Hot cues, FX, loop and sample pads in personal union

The combination filter sounds respectable and is a welcome effect when transitioning via filter mixing or during runtime. Four hot cues can be defined, deleted and played by the user, autoloops in sizes from 1 to 8 can be captured, four freely assignable sample pads (default are horn, chord, drop, sweep) can be triggered.

In addition, there are three effects that can be switched on at the touch of a button, along with FX timing switching, only in one direction, the intensity of which you can set in the software beforehand. Something can be done with it.

The idea of ​​declaring a bass cut and a filter for the transitions and as sound FX is not a bad one.
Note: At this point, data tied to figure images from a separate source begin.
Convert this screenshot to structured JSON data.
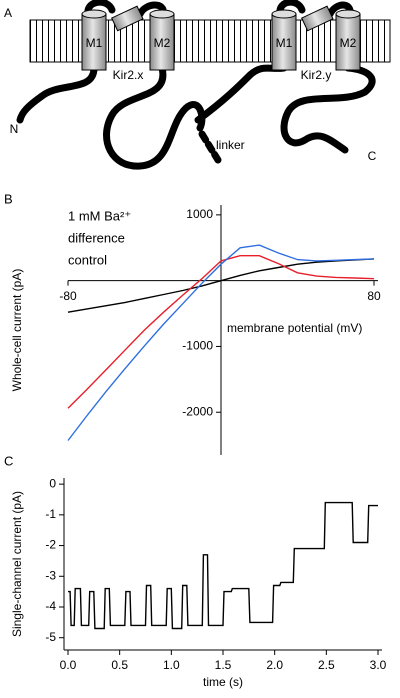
{
  "diagram": {
    "panel_label": "A",
    "labels": {
      "m1_x": "M1",
      "m2_x": "M2",
      "kir_x": "Kir2.x",
      "m1_y": "M1",
      "m2_y": "M2",
      "kir_y": "Kir2.y",
      "n": "N",
      "linker": "linker",
      "c": "C"
    }
  },
  "chart_data": [
    {
      "type": "line",
      "panel_label": "B",
      "axes_through_origin": true,
      "xlabel": "membrane potential (mV)",
      "ylabel": "Whole-cell current (pA)",
      "x": [
        -80,
        -70,
        -60,
        -50,
        -40,
        -30,
        -20,
        -10,
        0,
        10,
        20,
        30,
        40,
        50,
        60,
        70,
        80
      ],
      "series": [
        {
          "name": "1 mM Ba²⁺",
          "color": "#000000",
          "values": [
            -480,
            -430,
            -380,
            -330,
            -270,
            -210,
            -150,
            -80,
            0,
            80,
            150,
            200,
            250,
            280,
            300,
            315,
            330
          ]
        },
        {
          "name": "difference",
          "color": "#e8202a",
          "values": [
            -1940,
            -1650,
            -1350,
            -1050,
            -750,
            -480,
            -220,
            30,
            300,
            380,
            380,
            260,
            120,
            70,
            50,
            40,
            30
          ]
        },
        {
          "name": "control",
          "color": "#2f6fe0",
          "values": [
            -2430,
            -2050,
            -1680,
            -1330,
            -990,
            -660,
            -350,
            -40,
            250,
            500,
            540,
            420,
            320,
            300,
            310,
            320,
            330
          ]
        }
      ],
      "xlim": [
        -80,
        80
      ],
      "ylim": [
        -2650,
        1150
      ],
      "xticks": [
        -80,
        80
      ],
      "yticks": [
        1000,
        -1000,
        -2000
      ]
    },
    {
      "type": "line",
      "panel_label": "C",
      "axes_through_origin": false,
      "xlabel": "time (s)",
      "ylabel": "Single-channel current (pA)",
      "x": [
        0,
        0.02,
        0.03,
        0.06,
        0.07,
        0.12,
        0.13,
        0.2,
        0.21,
        0.25,
        0.26,
        0.35,
        0.36,
        0.4,
        0.41,
        0.55,
        0.56,
        0.6,
        0.61,
        0.75,
        0.76,
        0.8,
        0.81,
        0.95,
        0.96,
        1.0,
        1.01,
        1.1,
        1.11,
        1.15,
        1.16,
        1.3,
        1.31,
        1.35,
        1.36,
        1.5,
        1.51,
        1.58,
        1.59,
        1.75,
        1.76,
        1.98,
        1.99,
        2.05,
        2.06,
        2.18,
        2.19,
        2.48,
        2.49,
        2.75,
        2.76,
        2.9,
        2.91,
        3.0
      ],
      "series": [
        {
          "color": "#000000",
          "values": [
            -3.5,
            -3.5,
            -4.6,
            -4.6,
            -3.4,
            -3.4,
            -4.6,
            -4.6,
            -3.5,
            -3.5,
            -4.7,
            -4.7,
            -3.4,
            -3.4,
            -4.6,
            -4.6,
            -3.5,
            -3.5,
            -4.6,
            -4.6,
            -3.3,
            -3.3,
            -4.6,
            -4.6,
            -3.4,
            -3.4,
            -4.7,
            -4.7,
            -3.3,
            -3.3,
            -4.6,
            -4.6,
            -2.3,
            -2.3,
            -4.6,
            -4.6,
            -3.5,
            -3.5,
            -3.4,
            -3.4,
            -4.5,
            -4.5,
            -3.3,
            -3.3,
            -3.2,
            -3.2,
            -2.1,
            -2.1,
            -0.6,
            -0.6,
            -1.9,
            -1.9,
            -0.7,
            -0.7
          ]
        }
      ],
      "xlim": [
        0,
        3
      ],
      "ylim": [
        -5.4,
        0.2
      ],
      "xticks": [
        {
          "value": 0,
          "label": "0.0"
        },
        0.5,
        {
          "value": 1,
          "label": "1.0"
        },
        1.5,
        {
          "value": 2,
          "label": "2.0"
        },
        2.5,
        {
          "value": 3,
          "label": "3.0"
        }
      ],
      "yticks": [
        0,
        -1,
        -2,
        -3,
        -4,
        -5
      ]
    }
  ]
}
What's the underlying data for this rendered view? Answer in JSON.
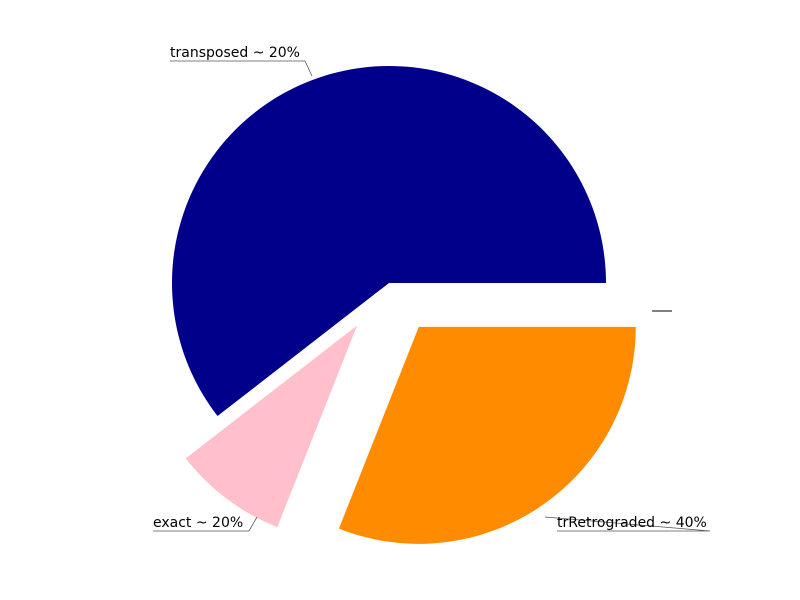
{
  "chart_data": {
    "type": "pie",
    "start_angle_deg": 0,
    "direction": "counterclockwise",
    "slices": [
      {
        "label": "transposed ~ 20%",
        "value": 60.5,
        "color": "#00008b",
        "exploded": false
      },
      {
        "label": "exact ~ 20%",
        "value": 8.5,
        "color": "#ffc0cb",
        "exploded": true
      },
      {
        "label": "trRetrograded ~ 40%",
        "value": 31.0,
        "color": "#ff8c00",
        "exploded": true
      },
      {
        "label": "",
        "value": 0,
        "color": "#ffffff",
        "exploded": true
      }
    ]
  }
}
Perhaps, in some eyes, better than using a two-band and foregoing the gains, even though Serato DJ also offers autogain.


Hercules DJControl Starlight is an inexpensive, portable DJ controller for beginners that directs Serato DJ Lite with its integrated USB audio interface and more than two dozen control elements.

The device is equipped with a headphone and master output for the desktop speakers and is supplied with voltage via USB. With the transport section, the jog wheels, the mixer, a pitch and the “tone control”, all the basic tools for playing, synchronizing and fading are available for the mix session and Hercules also has two multifunctional pad sections for creative interludes such as FX (only on / off) and integrated loops.

One could criticize that the jog wheels are quite small, Due to the lack of navigation elements for each new track, it is necessary to reach for a notebook and the Starlight does not (yet) work with Hercules DJUCED If this is not an exclusion criterion, with the Starlight you get a nice tool for the party with friends or on the go. The attractive price is another plus.